The aim of this conference due to take place on 14 May 2011 at Trinity College, University of Oxford, is to bring together historians who are interested in looking at the role that urban spaces have played in the formation and maintenance of social hierarchies in history. Class and the location in the social structure has attracted attention in popular culture, notably in the world of humour as exemplified by the famous 'Class sketch' (The Frost Report, 7 April 1966, written by Marty Feldman and John Law, featuring John Cleese, Ronnie Barker and Ronnie Corbett) which made of the expression 'I know my place' a catchphrase for British social determinism. In recent years, there has been an explosion of interest in the many ways that cities and other urban spaces have affected social, political, and cultural processes. These issues have inspired historians such as Ralph Kingston, John Corrigan, Patrick Joyce, and Frank Mort to move beyond an understanding of the city that posits it as the passive backdrop against which individual lives are played out. They have shown how place, images and our views of them have been constructed historically and contested by different groups at different times. The purpose of this conference is to utilise and apply these ideas in order to shed new light on the study of past social hierarchies. Some suggestions for topics include:
• How have dominant ideas about class and taste been reinforced spatially?
• Have different groups been excluded or isolated through the use of space?
• What is the relationship between the city and class-conflict?
• How have different groups sought to appropriate or leave their mark upon different spaces?
• In what ways have the media and popular press used images of the city to reinforce or determine social hierarchies?
• Have oppressed groups been able to appropriate urban spaces so as to subvert the social structure?
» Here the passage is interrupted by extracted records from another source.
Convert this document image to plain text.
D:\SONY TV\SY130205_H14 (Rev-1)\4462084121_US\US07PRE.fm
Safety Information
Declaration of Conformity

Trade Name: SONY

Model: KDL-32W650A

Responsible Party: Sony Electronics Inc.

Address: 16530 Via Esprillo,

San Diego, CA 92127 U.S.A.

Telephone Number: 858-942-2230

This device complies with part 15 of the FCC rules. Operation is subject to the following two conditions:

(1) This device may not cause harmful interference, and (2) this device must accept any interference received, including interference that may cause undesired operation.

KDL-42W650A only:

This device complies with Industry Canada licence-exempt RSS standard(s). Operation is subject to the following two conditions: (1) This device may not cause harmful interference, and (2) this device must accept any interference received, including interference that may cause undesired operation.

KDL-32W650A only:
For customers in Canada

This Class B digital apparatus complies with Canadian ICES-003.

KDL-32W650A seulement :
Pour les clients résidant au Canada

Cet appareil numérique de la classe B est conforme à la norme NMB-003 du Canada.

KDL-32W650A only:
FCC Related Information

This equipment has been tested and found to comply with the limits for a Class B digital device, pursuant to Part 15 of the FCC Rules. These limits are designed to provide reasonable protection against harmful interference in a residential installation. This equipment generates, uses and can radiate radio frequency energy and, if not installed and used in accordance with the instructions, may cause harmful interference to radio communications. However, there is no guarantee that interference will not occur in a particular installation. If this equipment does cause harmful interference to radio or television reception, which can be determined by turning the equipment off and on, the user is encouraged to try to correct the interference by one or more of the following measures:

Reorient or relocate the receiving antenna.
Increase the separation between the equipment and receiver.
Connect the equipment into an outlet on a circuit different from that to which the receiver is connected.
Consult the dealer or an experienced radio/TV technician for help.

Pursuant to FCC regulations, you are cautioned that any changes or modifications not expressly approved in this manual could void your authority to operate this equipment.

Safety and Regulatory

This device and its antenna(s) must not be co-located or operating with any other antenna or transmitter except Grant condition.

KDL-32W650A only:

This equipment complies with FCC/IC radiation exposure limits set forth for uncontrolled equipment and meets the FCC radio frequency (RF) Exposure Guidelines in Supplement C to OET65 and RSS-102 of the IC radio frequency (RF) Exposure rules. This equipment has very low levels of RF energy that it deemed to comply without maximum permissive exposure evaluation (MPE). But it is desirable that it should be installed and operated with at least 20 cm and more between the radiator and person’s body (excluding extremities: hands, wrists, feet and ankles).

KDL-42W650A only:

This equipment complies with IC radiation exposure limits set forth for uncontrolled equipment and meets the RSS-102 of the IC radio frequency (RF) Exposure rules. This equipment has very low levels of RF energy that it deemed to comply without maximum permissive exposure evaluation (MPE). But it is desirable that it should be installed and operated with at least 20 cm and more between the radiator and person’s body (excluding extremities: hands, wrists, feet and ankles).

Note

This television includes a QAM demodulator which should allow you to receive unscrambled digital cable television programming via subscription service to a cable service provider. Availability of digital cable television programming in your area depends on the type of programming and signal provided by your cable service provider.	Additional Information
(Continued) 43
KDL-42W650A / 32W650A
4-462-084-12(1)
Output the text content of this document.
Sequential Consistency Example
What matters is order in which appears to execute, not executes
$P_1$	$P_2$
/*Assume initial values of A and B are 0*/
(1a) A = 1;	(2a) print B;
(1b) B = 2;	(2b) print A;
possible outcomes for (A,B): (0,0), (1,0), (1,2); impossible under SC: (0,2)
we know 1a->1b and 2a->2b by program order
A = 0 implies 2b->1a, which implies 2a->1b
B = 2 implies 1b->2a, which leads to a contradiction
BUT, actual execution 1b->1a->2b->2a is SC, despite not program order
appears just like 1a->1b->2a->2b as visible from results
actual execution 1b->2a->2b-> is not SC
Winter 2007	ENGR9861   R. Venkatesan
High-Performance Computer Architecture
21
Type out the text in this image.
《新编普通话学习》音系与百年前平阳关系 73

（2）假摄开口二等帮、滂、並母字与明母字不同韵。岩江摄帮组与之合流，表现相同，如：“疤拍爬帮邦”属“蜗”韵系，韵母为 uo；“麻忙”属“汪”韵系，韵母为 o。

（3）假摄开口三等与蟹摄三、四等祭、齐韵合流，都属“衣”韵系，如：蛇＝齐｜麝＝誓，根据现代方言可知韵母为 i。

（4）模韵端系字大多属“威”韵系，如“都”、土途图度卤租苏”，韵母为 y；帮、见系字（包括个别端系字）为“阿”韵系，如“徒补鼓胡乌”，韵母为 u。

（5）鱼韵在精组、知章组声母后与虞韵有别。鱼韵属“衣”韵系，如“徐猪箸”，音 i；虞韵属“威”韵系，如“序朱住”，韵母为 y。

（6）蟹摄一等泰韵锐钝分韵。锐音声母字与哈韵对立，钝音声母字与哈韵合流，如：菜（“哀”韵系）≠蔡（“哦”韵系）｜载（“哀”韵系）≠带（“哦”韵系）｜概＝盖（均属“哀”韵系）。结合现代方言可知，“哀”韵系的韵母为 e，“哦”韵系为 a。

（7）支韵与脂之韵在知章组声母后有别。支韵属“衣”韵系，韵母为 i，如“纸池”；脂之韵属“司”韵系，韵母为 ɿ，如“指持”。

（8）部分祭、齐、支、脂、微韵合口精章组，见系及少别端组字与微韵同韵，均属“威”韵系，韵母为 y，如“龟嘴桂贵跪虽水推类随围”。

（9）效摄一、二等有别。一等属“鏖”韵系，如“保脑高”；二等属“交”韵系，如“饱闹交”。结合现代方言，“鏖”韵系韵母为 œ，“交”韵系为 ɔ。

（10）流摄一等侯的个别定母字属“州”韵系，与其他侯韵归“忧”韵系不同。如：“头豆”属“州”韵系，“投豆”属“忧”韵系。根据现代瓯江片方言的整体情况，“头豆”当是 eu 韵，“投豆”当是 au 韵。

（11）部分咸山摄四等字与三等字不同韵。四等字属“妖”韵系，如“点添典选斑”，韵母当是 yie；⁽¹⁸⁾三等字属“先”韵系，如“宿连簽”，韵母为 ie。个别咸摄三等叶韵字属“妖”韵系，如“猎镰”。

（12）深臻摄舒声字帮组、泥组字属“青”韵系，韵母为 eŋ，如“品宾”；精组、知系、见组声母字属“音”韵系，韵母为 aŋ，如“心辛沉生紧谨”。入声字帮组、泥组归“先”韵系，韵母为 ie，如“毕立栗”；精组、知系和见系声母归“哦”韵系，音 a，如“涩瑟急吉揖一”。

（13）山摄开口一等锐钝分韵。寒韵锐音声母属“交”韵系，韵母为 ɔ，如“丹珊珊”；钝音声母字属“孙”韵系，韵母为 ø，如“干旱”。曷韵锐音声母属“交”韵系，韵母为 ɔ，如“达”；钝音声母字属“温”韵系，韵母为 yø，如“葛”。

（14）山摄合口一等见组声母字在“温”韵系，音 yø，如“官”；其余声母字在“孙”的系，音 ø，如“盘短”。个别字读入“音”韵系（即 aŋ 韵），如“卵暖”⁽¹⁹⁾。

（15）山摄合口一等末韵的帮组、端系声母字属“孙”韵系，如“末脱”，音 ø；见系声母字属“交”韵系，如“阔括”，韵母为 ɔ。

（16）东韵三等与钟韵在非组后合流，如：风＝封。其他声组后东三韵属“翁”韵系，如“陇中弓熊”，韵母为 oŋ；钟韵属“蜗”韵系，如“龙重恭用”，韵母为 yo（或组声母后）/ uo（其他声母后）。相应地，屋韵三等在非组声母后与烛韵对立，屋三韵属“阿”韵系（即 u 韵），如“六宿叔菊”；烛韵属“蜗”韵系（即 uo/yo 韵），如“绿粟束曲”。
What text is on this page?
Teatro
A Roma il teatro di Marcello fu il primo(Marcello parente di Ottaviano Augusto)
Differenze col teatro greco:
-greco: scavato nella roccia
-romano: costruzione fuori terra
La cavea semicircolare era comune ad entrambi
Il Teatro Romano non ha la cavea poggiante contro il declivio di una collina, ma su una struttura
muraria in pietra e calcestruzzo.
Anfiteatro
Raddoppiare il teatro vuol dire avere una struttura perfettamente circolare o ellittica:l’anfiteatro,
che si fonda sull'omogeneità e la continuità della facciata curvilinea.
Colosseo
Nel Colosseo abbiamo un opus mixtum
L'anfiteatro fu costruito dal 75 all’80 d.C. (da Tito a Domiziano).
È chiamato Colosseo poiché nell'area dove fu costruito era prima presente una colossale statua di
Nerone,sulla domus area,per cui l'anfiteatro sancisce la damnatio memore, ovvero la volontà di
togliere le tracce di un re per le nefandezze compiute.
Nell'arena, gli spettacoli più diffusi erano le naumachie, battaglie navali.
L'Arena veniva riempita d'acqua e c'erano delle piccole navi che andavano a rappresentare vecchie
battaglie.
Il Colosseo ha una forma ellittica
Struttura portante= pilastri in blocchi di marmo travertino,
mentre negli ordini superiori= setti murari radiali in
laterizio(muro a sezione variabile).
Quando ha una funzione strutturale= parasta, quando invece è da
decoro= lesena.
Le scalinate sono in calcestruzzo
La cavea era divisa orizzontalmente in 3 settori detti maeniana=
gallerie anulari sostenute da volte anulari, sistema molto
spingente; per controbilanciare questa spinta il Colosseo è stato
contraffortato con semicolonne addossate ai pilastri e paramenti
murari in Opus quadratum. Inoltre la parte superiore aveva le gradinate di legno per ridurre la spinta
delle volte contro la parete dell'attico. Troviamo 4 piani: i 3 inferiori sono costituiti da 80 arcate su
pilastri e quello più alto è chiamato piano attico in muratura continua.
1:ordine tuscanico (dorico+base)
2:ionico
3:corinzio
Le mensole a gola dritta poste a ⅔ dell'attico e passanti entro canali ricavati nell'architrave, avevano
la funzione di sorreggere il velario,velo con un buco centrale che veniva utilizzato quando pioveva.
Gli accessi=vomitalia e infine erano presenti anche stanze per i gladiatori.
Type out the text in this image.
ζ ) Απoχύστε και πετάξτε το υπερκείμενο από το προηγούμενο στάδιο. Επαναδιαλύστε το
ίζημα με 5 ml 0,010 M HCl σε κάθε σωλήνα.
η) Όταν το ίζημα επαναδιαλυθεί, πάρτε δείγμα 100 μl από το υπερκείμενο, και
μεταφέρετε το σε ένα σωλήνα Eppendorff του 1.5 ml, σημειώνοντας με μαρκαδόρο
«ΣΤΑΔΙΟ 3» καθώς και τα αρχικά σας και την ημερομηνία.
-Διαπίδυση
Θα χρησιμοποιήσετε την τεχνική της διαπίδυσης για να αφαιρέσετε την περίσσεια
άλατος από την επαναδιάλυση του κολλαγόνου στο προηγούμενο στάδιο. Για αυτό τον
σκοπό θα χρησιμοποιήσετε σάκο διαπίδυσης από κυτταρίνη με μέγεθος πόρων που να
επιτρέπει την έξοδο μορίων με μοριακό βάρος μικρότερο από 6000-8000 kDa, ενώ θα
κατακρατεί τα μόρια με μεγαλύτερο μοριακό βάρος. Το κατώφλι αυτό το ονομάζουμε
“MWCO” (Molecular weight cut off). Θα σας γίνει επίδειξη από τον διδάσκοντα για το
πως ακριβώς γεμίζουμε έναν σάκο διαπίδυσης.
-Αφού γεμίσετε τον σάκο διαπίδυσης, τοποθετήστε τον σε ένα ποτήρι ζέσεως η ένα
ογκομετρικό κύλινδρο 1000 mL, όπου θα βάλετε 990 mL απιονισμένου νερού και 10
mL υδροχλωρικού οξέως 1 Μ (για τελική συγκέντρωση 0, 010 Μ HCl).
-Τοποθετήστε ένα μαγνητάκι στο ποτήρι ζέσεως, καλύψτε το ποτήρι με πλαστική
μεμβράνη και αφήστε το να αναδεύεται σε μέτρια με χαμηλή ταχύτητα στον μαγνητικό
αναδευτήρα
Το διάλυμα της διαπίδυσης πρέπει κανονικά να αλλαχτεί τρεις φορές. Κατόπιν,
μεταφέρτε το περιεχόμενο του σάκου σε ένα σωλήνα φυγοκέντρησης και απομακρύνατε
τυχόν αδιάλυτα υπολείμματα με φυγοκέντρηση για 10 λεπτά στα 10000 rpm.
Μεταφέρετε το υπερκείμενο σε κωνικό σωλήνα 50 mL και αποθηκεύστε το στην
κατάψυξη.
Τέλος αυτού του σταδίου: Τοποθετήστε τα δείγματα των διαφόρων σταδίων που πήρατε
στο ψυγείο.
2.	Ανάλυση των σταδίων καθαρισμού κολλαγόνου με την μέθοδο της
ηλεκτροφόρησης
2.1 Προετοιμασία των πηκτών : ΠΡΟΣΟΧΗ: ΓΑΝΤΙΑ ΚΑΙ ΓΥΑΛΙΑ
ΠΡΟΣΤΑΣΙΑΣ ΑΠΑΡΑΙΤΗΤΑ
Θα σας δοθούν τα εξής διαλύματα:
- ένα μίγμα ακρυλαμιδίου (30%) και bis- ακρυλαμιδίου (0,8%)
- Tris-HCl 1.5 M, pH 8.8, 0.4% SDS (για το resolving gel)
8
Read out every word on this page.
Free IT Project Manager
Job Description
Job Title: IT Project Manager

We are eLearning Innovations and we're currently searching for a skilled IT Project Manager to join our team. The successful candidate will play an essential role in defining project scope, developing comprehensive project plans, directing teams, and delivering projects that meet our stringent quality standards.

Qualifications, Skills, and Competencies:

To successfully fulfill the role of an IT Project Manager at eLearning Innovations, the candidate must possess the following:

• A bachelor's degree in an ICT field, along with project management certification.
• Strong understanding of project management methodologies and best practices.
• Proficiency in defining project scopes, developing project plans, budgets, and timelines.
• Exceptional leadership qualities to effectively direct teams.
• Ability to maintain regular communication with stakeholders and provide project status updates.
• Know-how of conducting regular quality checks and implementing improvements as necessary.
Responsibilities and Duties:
Building on the success of last year’s event, the Journal of the Oxford University History Society’s Second Annual Colloquium is designed to encourage the international community of postgraduate students and established academic historians working on different time periods and different areas of the world to come together and share their ideas. Abstracts of up to 300 words, including a title, name, affiliation and contact details should be submitted to the conference organisers. Deadline for submissions: 3 December 2010.